Bulgarian chess player Veselin Topalov will play white in the first game of chess against Viswanathan Anand, which will take place on Saturday, April 24, FOCUS News Agency.
Chess maestro Viswanathan Anand is CNN-IBN Indian of the Year 2012.


### IndexIVFFFlat

In [110]:
#Import the required package
import faiss
import pickle

#Load the sentences and their corresponding embeddings
sentences = []
embeddings = []
with open('./sentence-embedding.pkl','rb') as f:
    pkl_embeddings = pickle.load(f)
sentences = pkl_embeddings['sentences']
embeddings = pkl_embeddings['embeddings']

In [111]:
index.is_trainednlist = 50
#Create the index
quantizer = faiss.IndexFlatL2(shape)
index = faiss.IndexIVFFlat(quantizer,shape,nlist)


In [112]:
index.is_trained #Output: false
index.train(embeddings)
index.is_trained #Output: true

True

In [113]:
index.add(embeddings)

In [114]:
#Retrieve nearest-k results
k = 4
#Generate the embedding for query q
q = embed(["I like the game of chess."])

In [115]:
D, result = index.search(q,k)

In [116]:
#Prints the top-k similar sentences to the query from our collection
for item in result[0]:
    print(sentences[item])

I recently decided that I wanted to make a game.
One thing that I have realised about local football is that those at the helm of our game have not been told that football belongs to the nation.
World in Flames is honestly one of the best games I've played in a long time.
What's That Face is an Internet flash game for PC and notebook is a game of memory.


### Product Quantization


In [101]:
# Define the number of clusters
nlist = 50

#Number of chunks for each embeddging
m = 8

#initialize the faiss index using PQ
quantizer = faiss.IndexFlatL2(shape)
index = faiss.IndexIVFPQ(quantizer, shape, nlist, m, 10)

In [102]:
index.is_trained #Output: false

False

In [103]:
#Train the index on the embeddings
index.train(embeddings)

In [104]:

index.is_trained #Output: true

True

In [105]:
index.add(embeddings)

k = 4
query = embed(["I like the game of chess."])
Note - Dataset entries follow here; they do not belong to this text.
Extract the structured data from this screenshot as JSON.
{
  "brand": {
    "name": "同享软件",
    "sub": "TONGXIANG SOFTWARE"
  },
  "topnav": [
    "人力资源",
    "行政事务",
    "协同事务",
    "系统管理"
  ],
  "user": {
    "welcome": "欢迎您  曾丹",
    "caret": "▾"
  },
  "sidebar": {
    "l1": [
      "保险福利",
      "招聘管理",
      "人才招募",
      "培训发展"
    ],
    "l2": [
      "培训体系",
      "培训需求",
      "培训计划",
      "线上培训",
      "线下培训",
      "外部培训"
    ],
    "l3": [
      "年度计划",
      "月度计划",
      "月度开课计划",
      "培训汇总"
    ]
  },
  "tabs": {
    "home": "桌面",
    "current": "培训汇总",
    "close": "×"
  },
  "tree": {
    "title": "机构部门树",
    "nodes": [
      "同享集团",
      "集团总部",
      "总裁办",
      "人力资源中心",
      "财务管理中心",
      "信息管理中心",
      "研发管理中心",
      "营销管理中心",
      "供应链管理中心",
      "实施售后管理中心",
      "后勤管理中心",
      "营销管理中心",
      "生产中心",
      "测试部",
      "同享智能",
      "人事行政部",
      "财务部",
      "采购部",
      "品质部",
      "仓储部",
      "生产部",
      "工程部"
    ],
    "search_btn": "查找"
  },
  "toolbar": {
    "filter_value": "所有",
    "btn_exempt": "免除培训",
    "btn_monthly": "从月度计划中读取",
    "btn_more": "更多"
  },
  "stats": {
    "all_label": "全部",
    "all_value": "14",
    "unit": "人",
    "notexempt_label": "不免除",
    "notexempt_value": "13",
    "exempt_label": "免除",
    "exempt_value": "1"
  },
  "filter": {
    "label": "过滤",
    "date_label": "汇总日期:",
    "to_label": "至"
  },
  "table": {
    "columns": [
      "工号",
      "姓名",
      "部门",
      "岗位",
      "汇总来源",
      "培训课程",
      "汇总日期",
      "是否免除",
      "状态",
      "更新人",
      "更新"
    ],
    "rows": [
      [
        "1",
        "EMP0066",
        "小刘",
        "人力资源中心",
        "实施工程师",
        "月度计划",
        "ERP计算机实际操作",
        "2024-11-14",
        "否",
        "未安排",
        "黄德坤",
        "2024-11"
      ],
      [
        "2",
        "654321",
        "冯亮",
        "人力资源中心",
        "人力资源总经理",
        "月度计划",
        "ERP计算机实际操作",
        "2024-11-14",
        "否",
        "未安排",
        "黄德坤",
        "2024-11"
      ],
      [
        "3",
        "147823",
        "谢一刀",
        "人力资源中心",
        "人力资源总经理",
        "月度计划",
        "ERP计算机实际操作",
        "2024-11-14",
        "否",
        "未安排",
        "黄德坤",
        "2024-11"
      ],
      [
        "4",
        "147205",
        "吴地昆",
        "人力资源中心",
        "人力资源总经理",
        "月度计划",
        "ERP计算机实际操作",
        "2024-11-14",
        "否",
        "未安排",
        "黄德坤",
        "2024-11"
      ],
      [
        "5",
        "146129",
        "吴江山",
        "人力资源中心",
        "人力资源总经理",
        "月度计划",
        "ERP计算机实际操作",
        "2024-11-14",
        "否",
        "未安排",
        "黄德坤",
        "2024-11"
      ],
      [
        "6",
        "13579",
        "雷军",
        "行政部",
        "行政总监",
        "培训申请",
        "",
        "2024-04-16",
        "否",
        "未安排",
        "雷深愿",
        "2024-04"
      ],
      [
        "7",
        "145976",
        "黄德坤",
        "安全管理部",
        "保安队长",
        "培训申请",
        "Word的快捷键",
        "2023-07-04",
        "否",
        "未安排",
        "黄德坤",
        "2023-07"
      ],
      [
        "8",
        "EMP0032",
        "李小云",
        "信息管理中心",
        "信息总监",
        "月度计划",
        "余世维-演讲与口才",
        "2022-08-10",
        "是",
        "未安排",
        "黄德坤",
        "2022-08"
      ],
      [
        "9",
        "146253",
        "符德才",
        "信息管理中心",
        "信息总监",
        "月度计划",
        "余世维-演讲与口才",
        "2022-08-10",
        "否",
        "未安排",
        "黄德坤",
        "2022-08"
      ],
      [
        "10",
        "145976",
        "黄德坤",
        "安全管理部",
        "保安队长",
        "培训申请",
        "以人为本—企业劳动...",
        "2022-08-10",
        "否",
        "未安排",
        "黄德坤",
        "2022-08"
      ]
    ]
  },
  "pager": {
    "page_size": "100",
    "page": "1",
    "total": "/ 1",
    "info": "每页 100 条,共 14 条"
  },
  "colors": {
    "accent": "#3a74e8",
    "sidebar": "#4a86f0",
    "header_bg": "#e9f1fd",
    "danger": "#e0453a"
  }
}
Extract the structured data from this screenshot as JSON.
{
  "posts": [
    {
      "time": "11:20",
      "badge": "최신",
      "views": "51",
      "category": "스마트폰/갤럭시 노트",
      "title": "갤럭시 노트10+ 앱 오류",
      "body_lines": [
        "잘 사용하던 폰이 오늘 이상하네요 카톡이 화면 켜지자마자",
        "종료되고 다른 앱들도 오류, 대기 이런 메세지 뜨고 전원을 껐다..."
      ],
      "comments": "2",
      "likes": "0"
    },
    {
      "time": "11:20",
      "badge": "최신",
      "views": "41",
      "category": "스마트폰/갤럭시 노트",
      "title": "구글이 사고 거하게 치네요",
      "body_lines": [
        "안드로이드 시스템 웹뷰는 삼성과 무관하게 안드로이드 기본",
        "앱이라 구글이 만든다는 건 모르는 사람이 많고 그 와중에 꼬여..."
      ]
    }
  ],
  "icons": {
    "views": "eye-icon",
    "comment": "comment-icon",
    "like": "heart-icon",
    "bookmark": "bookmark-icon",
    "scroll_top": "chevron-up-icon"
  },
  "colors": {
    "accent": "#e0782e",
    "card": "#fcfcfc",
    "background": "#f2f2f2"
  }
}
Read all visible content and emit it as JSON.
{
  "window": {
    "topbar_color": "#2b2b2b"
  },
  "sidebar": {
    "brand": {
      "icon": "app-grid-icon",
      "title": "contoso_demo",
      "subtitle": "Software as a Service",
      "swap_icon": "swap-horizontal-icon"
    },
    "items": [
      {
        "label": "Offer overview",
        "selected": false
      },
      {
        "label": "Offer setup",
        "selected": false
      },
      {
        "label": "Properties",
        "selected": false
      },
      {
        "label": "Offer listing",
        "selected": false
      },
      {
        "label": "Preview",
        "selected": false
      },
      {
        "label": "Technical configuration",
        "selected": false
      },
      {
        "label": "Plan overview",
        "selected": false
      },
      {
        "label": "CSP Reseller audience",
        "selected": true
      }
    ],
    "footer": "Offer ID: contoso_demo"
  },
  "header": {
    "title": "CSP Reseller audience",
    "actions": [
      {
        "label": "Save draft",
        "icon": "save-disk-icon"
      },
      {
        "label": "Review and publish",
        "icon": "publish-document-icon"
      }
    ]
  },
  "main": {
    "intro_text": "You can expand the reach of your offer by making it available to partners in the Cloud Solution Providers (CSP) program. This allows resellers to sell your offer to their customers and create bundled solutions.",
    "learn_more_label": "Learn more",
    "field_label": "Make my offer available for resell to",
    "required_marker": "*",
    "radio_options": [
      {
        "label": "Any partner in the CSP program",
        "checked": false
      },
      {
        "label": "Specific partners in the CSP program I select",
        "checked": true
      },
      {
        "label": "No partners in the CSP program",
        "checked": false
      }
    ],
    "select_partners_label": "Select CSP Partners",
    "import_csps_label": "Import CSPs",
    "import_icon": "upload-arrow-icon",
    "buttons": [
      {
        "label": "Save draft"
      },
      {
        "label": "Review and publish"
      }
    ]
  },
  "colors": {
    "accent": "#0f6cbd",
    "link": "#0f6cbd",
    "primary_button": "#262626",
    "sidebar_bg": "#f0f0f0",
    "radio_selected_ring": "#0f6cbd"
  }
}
D, result = index.search(query,k)

#Prints the top-k similar sentences to the query from our collection
for item in result[0]:
    print(sentences[item])

I recently decided that I wanted to make a game.
``This is my last season and I just want to play -- it doesn't matter where,'' Battle said.
You're here because you want to learn how to become a vampire in Elder Scrolls V:
What's That Face is an Internet flash game for PC and notebook is a game of memory.